The rise of the Mohammadan power in Arabia, and the rapid spread of Islamism, first circumscribed the limits of the empire, and begirt it round with foes. But although the nation was now called upon to repel the fierce assaults both of the heathen and of the fanatic followers of the false prophet, the measure of her oppression was not filled until the cup had been deeply drained of the converting zeal of European priesthood. The usual horrors attendant upon religious war were then painfully undergone, and the blood of her children was unsparingly poured out. Nearest and dearest relatives rallied under opposite standards; and the same cry of destruction rang from either host, “The glory of the true faith.”
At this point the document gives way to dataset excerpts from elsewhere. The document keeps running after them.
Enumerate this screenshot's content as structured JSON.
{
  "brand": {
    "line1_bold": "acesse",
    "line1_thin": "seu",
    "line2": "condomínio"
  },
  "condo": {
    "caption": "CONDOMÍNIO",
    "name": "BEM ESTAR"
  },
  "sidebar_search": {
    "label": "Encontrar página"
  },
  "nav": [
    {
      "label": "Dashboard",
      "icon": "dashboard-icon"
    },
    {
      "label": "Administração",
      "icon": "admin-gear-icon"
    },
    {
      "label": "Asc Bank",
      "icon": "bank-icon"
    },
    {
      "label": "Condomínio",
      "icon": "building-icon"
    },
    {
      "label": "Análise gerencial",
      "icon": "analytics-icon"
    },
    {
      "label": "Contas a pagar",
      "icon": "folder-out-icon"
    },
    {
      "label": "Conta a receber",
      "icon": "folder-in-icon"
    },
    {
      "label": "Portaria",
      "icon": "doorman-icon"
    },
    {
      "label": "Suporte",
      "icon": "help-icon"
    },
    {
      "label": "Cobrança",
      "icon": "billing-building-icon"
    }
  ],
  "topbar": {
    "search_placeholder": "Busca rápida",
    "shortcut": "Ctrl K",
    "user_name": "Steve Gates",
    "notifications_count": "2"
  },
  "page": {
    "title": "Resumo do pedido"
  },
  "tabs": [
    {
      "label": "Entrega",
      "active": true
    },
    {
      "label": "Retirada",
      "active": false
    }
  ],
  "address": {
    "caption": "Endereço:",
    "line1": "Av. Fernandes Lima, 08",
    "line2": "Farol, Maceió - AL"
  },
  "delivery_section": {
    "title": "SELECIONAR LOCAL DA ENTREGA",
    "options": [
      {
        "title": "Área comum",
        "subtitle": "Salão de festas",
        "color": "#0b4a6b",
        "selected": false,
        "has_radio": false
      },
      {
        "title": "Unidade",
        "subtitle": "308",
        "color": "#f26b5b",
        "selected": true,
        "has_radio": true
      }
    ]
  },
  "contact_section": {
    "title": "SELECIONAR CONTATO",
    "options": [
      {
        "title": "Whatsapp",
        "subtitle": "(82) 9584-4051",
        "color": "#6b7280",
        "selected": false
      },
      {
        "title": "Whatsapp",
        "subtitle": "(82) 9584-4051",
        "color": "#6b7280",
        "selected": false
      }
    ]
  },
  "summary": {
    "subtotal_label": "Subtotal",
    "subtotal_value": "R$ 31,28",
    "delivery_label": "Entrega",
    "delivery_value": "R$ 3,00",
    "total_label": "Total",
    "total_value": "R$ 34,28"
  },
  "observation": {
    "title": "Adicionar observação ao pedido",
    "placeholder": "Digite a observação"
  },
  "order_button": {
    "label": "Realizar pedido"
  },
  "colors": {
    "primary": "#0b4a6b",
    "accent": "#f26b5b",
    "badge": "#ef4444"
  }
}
The zeal of the Jesuit has seldom been displayed in more glowing colours, or in more decided defeat, than in the attempts so perseveringly made to draw within the meshes of his net the remote church of Ethiopia. And although the means employed are to be justly condemned, still that ardour must be the theme of the high praise of all, which impelled old men and young to dare the difficulties and the dangers of a rude uncivilised land, with exposure to the prejudices of a people as bigoted as themselves in the cause of their religion.

But the wily system of establishing rival orders and monasteries of mortification—of snapping asunder domestic ties, and of collecting together bands of discontented enthusiasts—well served the interests of the Catholic faith; and there were always to be found obedient servants to bear instructions to the farthest corners of the earth;—men who relinquished few comforts or enjoyments on quitting their austere cells, who were prepared at all hazards, and in all manners, to carry into execution the will of their superiors, and who gloried in the alternative of erecting an eternal fabric in honour of their order, or of obtaining the crown of martyrdom.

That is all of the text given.